The word Sgraffito is the past participle of the Italian word Sgraffire, a word that means to scratch. The word goes back to describe the work done by pre15th century Italian potters, the technique itself goes much farther back. The word describes, in its pure form, redware pottery with decorations etched into a top layer of white clay slip so that the color of the clay comes through. The practice has progressed with a variety of mediums, clays, and slips but still retains the basic technique of scratching off a surface to reveal the colors of what lie beneath.

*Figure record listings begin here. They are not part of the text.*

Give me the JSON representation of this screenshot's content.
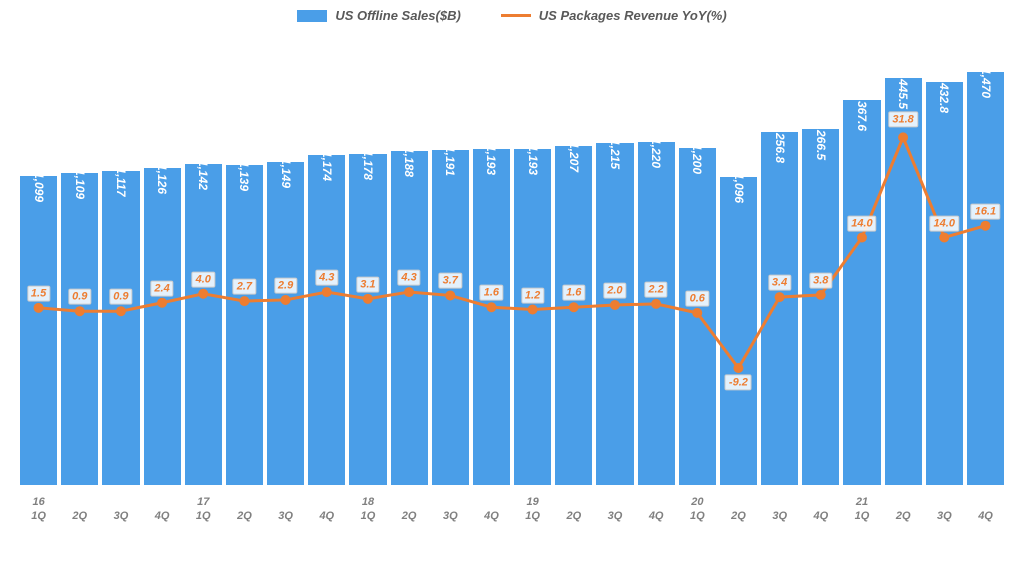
{
  "legend": {
    "series1": "US Offline Sales($B)",
    "series2": "US Packages Revenue YoY(%)"
  },
  "chart": {
    "type": "bar+line",
    "background_color": "#ffffff",
    "bar_color": "#4a9ee8",
    "bar_label_color": "#ffffff",
    "line_color": "#ed7d31",
    "line_width": 3,
    "marker_color": "#ed7d31",
    "marker_size": 5,
    "text_color": "#595959",
    "x_label_color": "#808080",
    "legend_fontsize": 13,
    "bar_label_fontsize": 12,
    "line_label_fontsize": 11,
    "x_label_fontsize": 11,
    "bar_ylim": [
      0,
      1600
    ],
    "line_ylim": [
      -30,
      50
    ],
    "periods": [
      {
        "year": "16",
        "q": "1Q",
        "bar": 1099,
        "line": 1.5
      },
      {
        "year": "",
        "q": "2Q",
        "bar": 1109,
        "line": 0.9
      },
      {
        "year": "",
        "q": "3Q",
        "bar": 1117,
        "line": 0.9
      },
      {
        "year": "",
        "q": "4Q",
        "bar": 1126,
        "line": 2.4
      },
      {
        "year": "17",
        "q": "1Q",
        "bar": 1142,
        "line": 4.0
      },
      {
        "year": "",
        "q": "2Q",
        "bar": 1139,
        "line": 2.7
      },
      {
        "year": "",
        "q": "3Q",
        "bar": 1149,
        "line": 2.9
      },
      {
        "year": "",
        "q": "4Q",
        "bar": 1174,
        "line": 4.3
      },
      {
        "year": "18",
        "q": "1Q",
        "bar": 1178,
        "line": 3.1
      },
      {
        "year": "",
        "q": "2Q",
        "bar": 1188,
        "line": 4.3
      },
      {
        "year": "",
        "q": "3Q",
        "bar": 1191,
        "line": 3.7
      },
      {
        "year": "",
        "q": "4Q",
        "bar": 1193,
        "line": 1.6
      },
      {
        "year": "19",
        "q": "1Q",
        "bar": 1193,
        "line": 1.2
      },
      {
        "year": "",
        "q": "2Q",
        "bar": 1207,
        "line": 1.6
      },
      {
        "year": "",
        "q": "3Q",
        "bar": 1215,
        "line": 2.0
      },
      {
        "year": "",
        "q": "4Q",
        "bar": 1220,
        "line": 2.2
      },
      {
        "year": "20",
        "q": "1Q",
        "bar": 1200,
        "line": 0.6
      },
      {
        "year": "",
        "q": "2Q",
        "bar": 1096,
        "line": -9.2
      },
      {
        "year": "",
        "q": "3Q",
        "bar": 1256.8,
        "line": 3.4
      },
      {
        "year": "",
        "q": "4Q",
        "bar": 1266.5,
        "line": 3.8
      },
      {
        "year": "21",
        "q": "1Q",
        "bar": 1367.6,
        "line": 14.0
      },
      {
        "year": "",
        "q": "2Q",
        "bar": 1445.5,
        "line": 31.8
      },
      {
        "year": "",
        "q": "3Q",
        "bar": 1432.8,
        "line": 14.0
      },
      {
        "year": "",
        "q": "4Q",
        "bar": 1470.0,
        "line": 16.1
      }
    ]
  }
}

It is believed that the sgraffito technique was first used during the Sung dynasty (960-1279) in China or by Islamic potters from Syria, Iraq, and Iran. Excavated work of both groups is almost indistinguishable and the question arises as to who influenced who. The Northern Italian potters copied the technique which was initially simply incised patterns. Over the next century the technique evolved into the use of stylized shapes to which was added additional coloring. At this point, this style of Sgraffito work became the standard in Italy.
Western Europe was also introduced to the Sgraffito technique from Persia and the Byzantium World. Trade from Italy during the Renaissance had a big impact in its spread. Potteries in the Netherlands produced sgraffito earthenware for use in the home. Much of the notable sgraffito work done in Europe, especially Germany was created in plaster rather that pottery ware.

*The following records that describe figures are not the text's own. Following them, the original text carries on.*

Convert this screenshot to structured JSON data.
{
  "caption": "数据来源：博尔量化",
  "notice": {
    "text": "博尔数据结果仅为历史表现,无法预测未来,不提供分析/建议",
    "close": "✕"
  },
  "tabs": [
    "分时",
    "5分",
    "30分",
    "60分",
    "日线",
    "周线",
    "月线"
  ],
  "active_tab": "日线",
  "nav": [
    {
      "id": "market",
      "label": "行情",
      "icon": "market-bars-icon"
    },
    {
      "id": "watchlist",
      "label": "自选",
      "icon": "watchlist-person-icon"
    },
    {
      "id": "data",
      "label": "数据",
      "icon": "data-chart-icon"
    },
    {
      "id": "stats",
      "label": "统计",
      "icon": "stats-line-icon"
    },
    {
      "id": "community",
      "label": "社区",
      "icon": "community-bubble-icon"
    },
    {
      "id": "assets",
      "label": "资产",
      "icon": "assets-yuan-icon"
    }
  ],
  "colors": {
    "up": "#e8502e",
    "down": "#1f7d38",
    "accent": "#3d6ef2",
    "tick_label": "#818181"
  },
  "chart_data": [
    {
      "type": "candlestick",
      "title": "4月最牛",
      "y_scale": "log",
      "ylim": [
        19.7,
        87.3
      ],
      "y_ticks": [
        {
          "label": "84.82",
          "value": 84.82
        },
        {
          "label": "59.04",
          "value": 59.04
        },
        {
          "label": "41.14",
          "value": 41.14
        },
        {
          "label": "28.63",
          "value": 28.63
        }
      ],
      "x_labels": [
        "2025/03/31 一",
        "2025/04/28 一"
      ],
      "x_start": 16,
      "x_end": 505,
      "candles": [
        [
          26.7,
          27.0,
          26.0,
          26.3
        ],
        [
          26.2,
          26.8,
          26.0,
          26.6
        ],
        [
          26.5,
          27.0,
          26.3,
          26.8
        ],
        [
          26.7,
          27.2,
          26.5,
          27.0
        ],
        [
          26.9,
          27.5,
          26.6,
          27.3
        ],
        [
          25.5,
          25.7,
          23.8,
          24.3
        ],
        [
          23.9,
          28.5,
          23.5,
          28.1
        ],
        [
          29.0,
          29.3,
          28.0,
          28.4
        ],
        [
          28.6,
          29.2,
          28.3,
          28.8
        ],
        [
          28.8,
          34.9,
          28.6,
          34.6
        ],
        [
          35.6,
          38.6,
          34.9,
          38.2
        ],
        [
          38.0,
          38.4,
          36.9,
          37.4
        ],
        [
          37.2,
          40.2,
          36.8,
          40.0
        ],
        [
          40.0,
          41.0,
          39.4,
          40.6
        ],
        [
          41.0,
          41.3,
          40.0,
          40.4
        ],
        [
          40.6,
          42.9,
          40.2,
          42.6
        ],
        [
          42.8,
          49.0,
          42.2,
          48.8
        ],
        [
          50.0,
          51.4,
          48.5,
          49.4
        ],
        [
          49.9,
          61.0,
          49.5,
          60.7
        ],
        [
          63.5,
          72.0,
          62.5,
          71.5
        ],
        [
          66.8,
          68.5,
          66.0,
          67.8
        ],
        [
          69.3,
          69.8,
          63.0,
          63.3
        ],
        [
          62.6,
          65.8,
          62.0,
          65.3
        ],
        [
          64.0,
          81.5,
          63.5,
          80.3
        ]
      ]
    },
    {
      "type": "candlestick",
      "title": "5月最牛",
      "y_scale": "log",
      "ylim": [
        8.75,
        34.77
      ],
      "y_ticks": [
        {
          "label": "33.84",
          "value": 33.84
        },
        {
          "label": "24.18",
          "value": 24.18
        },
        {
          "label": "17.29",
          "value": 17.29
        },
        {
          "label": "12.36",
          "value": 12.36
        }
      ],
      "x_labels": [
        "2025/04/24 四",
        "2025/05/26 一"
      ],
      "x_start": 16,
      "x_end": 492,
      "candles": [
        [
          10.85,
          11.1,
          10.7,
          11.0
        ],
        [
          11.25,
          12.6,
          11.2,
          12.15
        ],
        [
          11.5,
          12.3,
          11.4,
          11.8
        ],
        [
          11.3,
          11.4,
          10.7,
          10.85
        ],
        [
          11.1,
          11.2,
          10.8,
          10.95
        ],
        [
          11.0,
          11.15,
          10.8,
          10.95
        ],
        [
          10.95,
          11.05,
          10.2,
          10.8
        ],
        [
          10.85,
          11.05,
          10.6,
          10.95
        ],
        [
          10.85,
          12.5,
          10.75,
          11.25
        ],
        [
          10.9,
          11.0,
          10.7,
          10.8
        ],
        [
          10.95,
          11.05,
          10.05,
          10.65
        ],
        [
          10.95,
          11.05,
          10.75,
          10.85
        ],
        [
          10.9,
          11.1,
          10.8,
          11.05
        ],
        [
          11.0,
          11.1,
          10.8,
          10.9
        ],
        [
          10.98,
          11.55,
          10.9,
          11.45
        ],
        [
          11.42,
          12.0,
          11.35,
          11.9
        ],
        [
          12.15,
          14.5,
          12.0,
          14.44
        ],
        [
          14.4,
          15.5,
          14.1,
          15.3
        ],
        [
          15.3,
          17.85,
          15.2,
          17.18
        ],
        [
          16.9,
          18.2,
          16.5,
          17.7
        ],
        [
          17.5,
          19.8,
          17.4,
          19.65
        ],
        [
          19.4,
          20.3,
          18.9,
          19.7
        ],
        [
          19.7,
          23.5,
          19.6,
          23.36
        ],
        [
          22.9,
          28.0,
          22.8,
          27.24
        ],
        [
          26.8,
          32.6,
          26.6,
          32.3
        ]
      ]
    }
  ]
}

Of collectable American pottery, redware pottery embellished with Sgraffito work is some of the rarest. The iron rich clay used is plentiful along the Atlantic Seaboard however early pottery was created for utility. The majority of the Sgraffito redware was produced in the Pennsylvania Dutch region of southeast Pennsylvania and in North Carolina. Decorative sgraffito for the home was popular in the period between 1810 and 1840 but was replaced by fashionable society for new trends around 1870.
An internet search of contemporary Sgraffito pottery turned up reference to the use of the technique in Southwest Traditional Pottery Production. Rosa Gonzales (1900-1989) of the San Ildefonso Pueblo is given credit for using the technique and bringing it into the repertoire of pottery styles used in her pueblo. It can also be seen incorporated into the work by individuals from several Southwest Pueblos.

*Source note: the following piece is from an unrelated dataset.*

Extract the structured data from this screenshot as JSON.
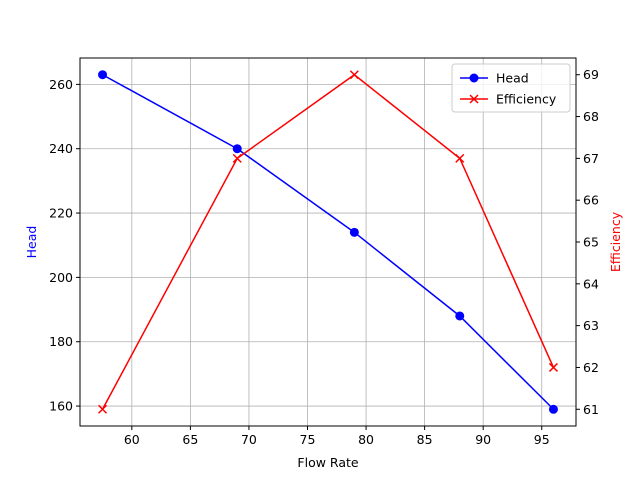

As with all art forms, contemporary potters have fused practices of the past with the variety and wide availability of new products. Individuals use their knowledge, talent, and creativity to put their own stamp on their work wherever they stay true to tradition or fuse old technique with new. In contemporary pottery, Sgraffito work can be found as the singular means of decoration or part of a fusion of multiple decorative processes.